Covered wagon or greenhouse?

27 Feb

Rather than  buy starts, last year I built a greenhouse so I could sprout my own tomatoes, peppers, and basil. Calling it a greenhouse is being generous. I used some scrap two-by-fours to frame out a low-slung frame that’s eight feet long, four feet wide and three feet tall – or something like that. The only complicated part was to build and mount a door. Then I stretched plastic over it all, and voila, I had greenhouse.

It worked great – I wasn’t sure how it would perform, and I actually ended up with too many cherry tomatoes, lots of peppers, and even some of the finicky basil that I had never been able to start on my own before.

After I was done with it, I parked the greenhouse in the hidden area on the north side of my house and thought vaguely that I needed to do something about the roof. (Every time it rained, the water pooled heavily on the roof, which caused it to sag and sag some more each time it rained). I promptly forgot about the plastic-wrapped wonder until recently, when I started thinking about dragging it out so I can get some new starts going. When I went back to take a look, sure enough it was filled with water and rotting leaves. Yuck.

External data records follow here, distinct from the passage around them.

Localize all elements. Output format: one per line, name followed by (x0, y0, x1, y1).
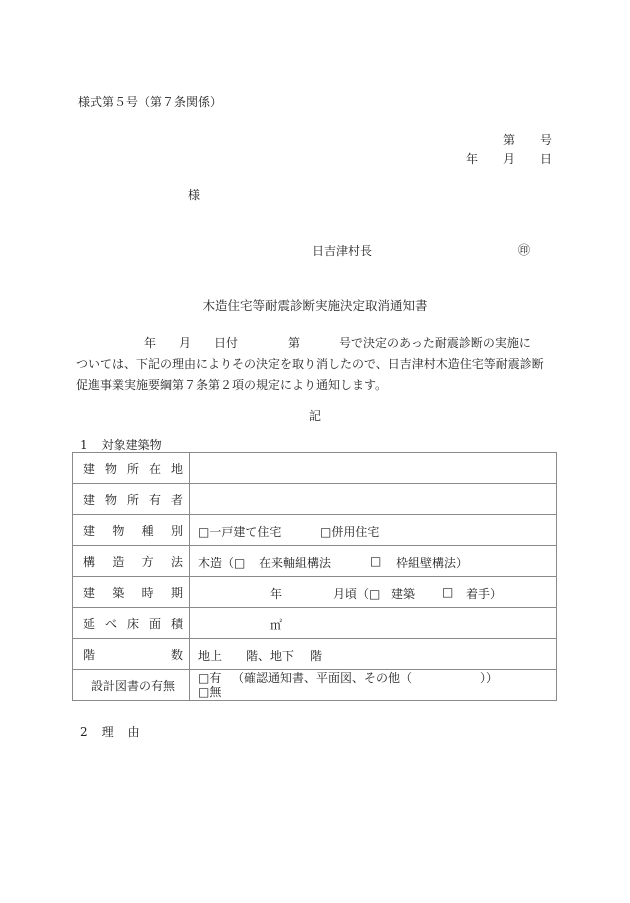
value-construction-period: 年 月頃（□ 建築 □ 着手） (190, 577, 557, 608)
value-owner[interactable] (190, 484, 557, 515)
body-dated: 日付 (214, 333, 238, 354)
checkbox-started[interactable]: □ (442, 585, 453, 599)
body-dai: 第 (288, 333, 300, 354)
section-2-label-1: 理 (102, 725, 114, 739)
label-floor-area: 延べ床面積 (73, 608, 190, 639)
option-conventional-frame: 在来軸組構法 (259, 554, 331, 571)
checkbox-docs-no[interactable]: □無 (198, 685, 221, 699)
label-location: 建物所在地 (73, 453, 190, 484)
docs-yes-detail: （確認通知書、平面図、その他（ (232, 671, 412, 685)
label-building-type: 建物種別 (73, 515, 190, 546)
body-month: 月 (179, 333, 191, 354)
table-row-floor-area: 延べ床面積 ㎡ (73, 608, 557, 639)
section-1-label: 対象建築物 (102, 438, 162, 452)
period-year: 年 (270, 585, 282, 602)
value-construction-method: 木造（□ 在来軸組構法 □ 枠組壁構法） (190, 546, 557, 577)
body-rest: 号で決定のあった耐震診断の実施に (339, 333, 531, 354)
date-year: 年 (466, 150, 478, 167)
wood-prefix-checkbox[interactable]: 木造（□ (198, 554, 245, 571)
body-line-3: 促進事業実施要綱第７条第２項の規定により通知します。 (76, 375, 556, 396)
label-owner: 建物所有者 (73, 484, 190, 515)
body-line-2: ついては、下記の理由によりその決定を取り消したので、日吉津村木造住宅等耐震診断 (76, 354, 556, 375)
section-2-number: 2 (80, 725, 88, 739)
table-row-building-type: 建物種別 □一戸建て住宅 □併用住宅 (73, 515, 557, 546)
notice-body: 年 月 日付 第 号で決定のあった耐震診断の実施に ついては、下記の理由によりそ… (76, 333, 556, 396)
date-month: 月 (503, 150, 515, 167)
checkbox-detached-house[interactable]: □一戸建て住宅 (198, 523, 281, 540)
checkbox-docs-yes[interactable]: □有 (198, 671, 221, 685)
doc-number-go: 号 (540, 131, 552, 148)
period-month-checkbox[interactable]: 月頃（□ (333, 585, 380, 602)
issuer-name: 日吉津村長 (312, 242, 372, 259)
checkbox-mixed-use-house[interactable]: □併用住宅 (320, 523, 379, 540)
section-1-heading: 1対象建築物 (80, 436, 162, 453)
table-row-floors: 階数 地上 階、地下 階 (73, 639, 557, 670)
body-text-2: ついては、下記の理由によりその決定を取り消したので、日吉津村木造住宅等耐震診断 (76, 354, 544, 375)
body-text-3: 促進事業実施要綱第７条第２項の規定により通知します。 (76, 375, 387, 396)
area-unit: ㎡ (270, 616, 282, 633)
value-floor-area[interactable]: ㎡ (190, 608, 557, 639)
option-built: 建築 (391, 585, 415, 602)
body-year: 年 (144, 333, 156, 354)
value-design-docs: □有 （確認通知書、平面図、その他（ ）） □無 (190, 670, 557, 701)
value-floors[interactable]: 地上 階、地下 階 (190, 639, 557, 670)
addressee-suffix: 様 (188, 186, 200, 203)
label-floors: 階数 (73, 639, 190, 670)
label-construction-period: 建築時期 (73, 577, 190, 608)
table-row-construction-period: 建築時期 年 月頃（□ 建築 □ 着手） (73, 577, 557, 608)
doc-number-dai: 第 (503, 131, 515, 148)
document-title: 木造住宅等耐震診断実施決定取消通知書 (0, 296, 630, 314)
checkbox-two-by-four[interactable]: □ (370, 554, 381, 568)
table-row-construction-method: 構造方法 木造（□ 在来軸組構法 □ 枠組壁構法） (73, 546, 557, 577)
property-table: 建物所在地 建物所有者 建物種別 □一戸建て住宅 □併用住宅 構造方法 (72, 452, 557, 701)
form-number: 様式第５号（第７条関係） (78, 93, 222, 110)
value-location[interactable] (190, 453, 557, 484)
table-row-design-docs: 設計図書の有無 □有 （確認通知書、平面図、その他（ ）） □無 (73, 670, 557, 701)
date-day: 日 (540, 150, 552, 167)
option-started: 着手） (466, 585, 502, 602)
seal-icon: ㊞ (518, 241, 530, 258)
section-1-number: 1 (80, 438, 88, 452)
section-2-label-2: 由 (128, 725, 140, 739)
docs-yes-close: ）） (480, 671, 498, 685)
ki-heading: 記 (0, 407, 630, 424)
label-construction-method: 構造方法 (73, 546, 190, 577)
label-design-docs: 設計図書の有無 (73, 670, 190, 701)
option-two-by-four: 枠組壁構法） (396, 554, 468, 571)
floors-below-label: 階、地下 (246, 647, 294, 664)
section-2-heading: 2理由 (80, 723, 140, 740)
value-building-type: □一戸建て住宅 □併用住宅 (190, 515, 557, 546)
body-line-1: 年 月 日付 第 号で決定のあった耐震診断の実施に (76, 333, 556, 354)
floors-below-unit: 階 (310, 647, 322, 664)
floors-above-label: 地上 (198, 647, 222, 664)
table-row-owner: 建物所有者 (73, 484, 557, 515)
table-row-location: 建物所在地 (73, 453, 557, 484)
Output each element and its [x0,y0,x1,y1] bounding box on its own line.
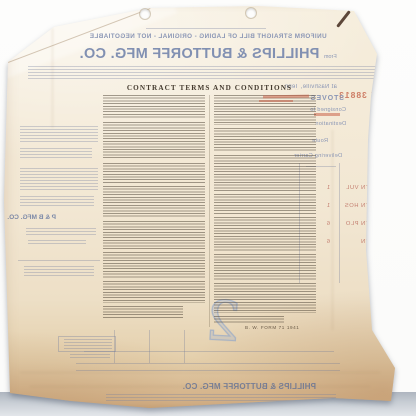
bleed-weights-box [58,336,116,352]
bleed-serial-number: ( 38813 [338,90,374,100]
bleed-consigned-label: Consigned to [310,107,346,113]
bleed-route-label: Route [312,138,328,144]
bleed-note-paragraph [20,168,98,192]
bleed-weights-caption [70,354,110,358]
bleed-note-paragraph [20,126,98,144]
bleed-item-row: CTN HOS [344,194,374,212]
terms-paragraph [103,163,205,183]
terms-title: CONTRACT TERMS AND CONDITIONS [103,84,316,92]
bleed-commodity-stamp: STOVES [310,95,344,102]
terms-paragraph [214,217,316,251]
bleed-from-label: From [324,54,337,60]
terms-paragraph [214,128,316,152]
terms-paragraph [214,283,316,313]
bleed-note-paragraph [28,240,86,245]
bleed-item-qty: 1 [327,203,330,209]
terms-paragraph [103,306,183,318]
bleed-note-paragraph [26,228,96,235]
bleed-item-qty: 1 [327,185,330,191]
bleed-table-header [306,166,336,168]
bleed-table-rule-1 [339,163,340,283]
bleed-footer-fine-print [106,394,336,401]
punch-hole-left [140,9,150,19]
form-number-note: B. W. FORM 71 1941 [245,325,299,330]
bill-of-lading-back-page: UNIFORM STRAIGHT BILL OF LADING - ORIGIN… [0,0,416,416]
bottom-wrinkle [20,372,380,373]
bleed-bottom-grid-rule [114,330,115,363]
bleed-item-row: CTN PLO [345,212,374,230]
terms-paragraph [214,95,316,125]
bleed-item-row: CTN [361,230,374,248]
bleed-shipper-stamp: P & B MFG. CO. [7,214,56,221]
bleed-received-at: at Nashville, Tenn. [282,84,337,90]
terms-paragraph [103,281,205,303]
terms-paragraph [103,186,205,218]
bleed-destination-label: Destination [315,121,346,127]
vertical-crease [52,28,53,128]
bleed-item-row: CTN VUL [346,176,374,194]
bleed-bottom-rule-2 [76,363,340,364]
terms-paragraph [103,221,205,249]
bleed-bottom-rule-3 [76,370,340,371]
bleed-top-tiny-line [146,28,266,30]
terms-paragraph [103,122,205,160]
bleed-footer-company: PHILLIPS & BUTTORFF MFG. CO. [183,382,316,391]
red-overprint-stamp [263,95,309,98]
punch-hole-right [246,8,256,18]
terms-paragraph [214,254,316,280]
terms-paragraph [103,95,205,119]
bleed-note-paragraph [24,266,94,276]
terms-paragraph [214,155,316,191]
bleed-signature-rule [18,260,100,261]
bleed-red-date-stamp [314,113,340,116]
bleed-note-paragraph [20,196,94,206]
bottom-wrinkle-2 [30,386,370,387]
scanned-document: UNIFORM STRAIGHT BILL OF LADING - ORIGIN… [0,0,416,416]
bleed-item-qty: 6 [327,239,330,245]
bleed-note-paragraph [20,148,92,160]
column-divider [209,95,210,327]
bleed-company-name: PHILLIPS & BUTTORFF MFG. CO. [79,46,319,62]
terms-paragraph [103,252,205,278]
bleed-carrier-label: Delivering Carrier [294,153,342,159]
bleed-page-number-stamp: 2 [204,289,242,354]
folded-corner-highlight [0,0,177,79]
red-overprint-stamp [259,100,293,103]
vertical-crease-right [332,130,333,330]
terms-paragraph [214,194,316,214]
bleed-received-paragraph [28,66,388,81]
bleed-bottom-grid-rule [149,330,150,363]
bleed-bottom-rule-1 [84,351,334,352]
front-side-bleed-through-layer: UNIFORM STRAIGHT BILL OF LADING - ORIGIN… [0,0,416,416]
bleed-table-rule-2 [299,163,300,283]
terms-paragraph [214,316,284,323]
corner-crease [8,8,150,63]
bleed-item-qty: 6 [327,221,330,227]
bleed-bottom-grid-rule [184,330,185,363]
bleed-uniform-bol-line: UNIFORM STRAIGHT BILL OF LADING - ORIGIN… [0,33,416,40]
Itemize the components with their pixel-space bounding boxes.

Seeing some of the PVC-like plastic pipes some people use to tent over their raised beds, I came up with the idea of popping out the top of my greenhouse with some PVC pipes. I just needed to figure out how to secure the pipe ends without tearing the plastic. I went to the hardware store, looked around, and decided 45-degree PVC elbows would likely do the trick. So I bought two 10-foot lengths of 3/4 inch PVC and six elbows, plus some basic brackets to hold the elbows in place.

From there, I estimated how long a piece I thought I would need by wedging a piece of PVC into the roof and seeing how far I could wedge in. I quickly made a mark, cut the pipe down to size, screwed the brackets over the elbows, and wedged the PVC pipe in one elbow, bent the middle of the pipe up until I could slip the other end into the elbow on the other side, and I was done. I did that twice more, and I suddenly had a pop-up roof and a greenhouse that looks just like a covered wagon.

Now it’s time to move it to the sunny side of the yard and see how warm it stays at night.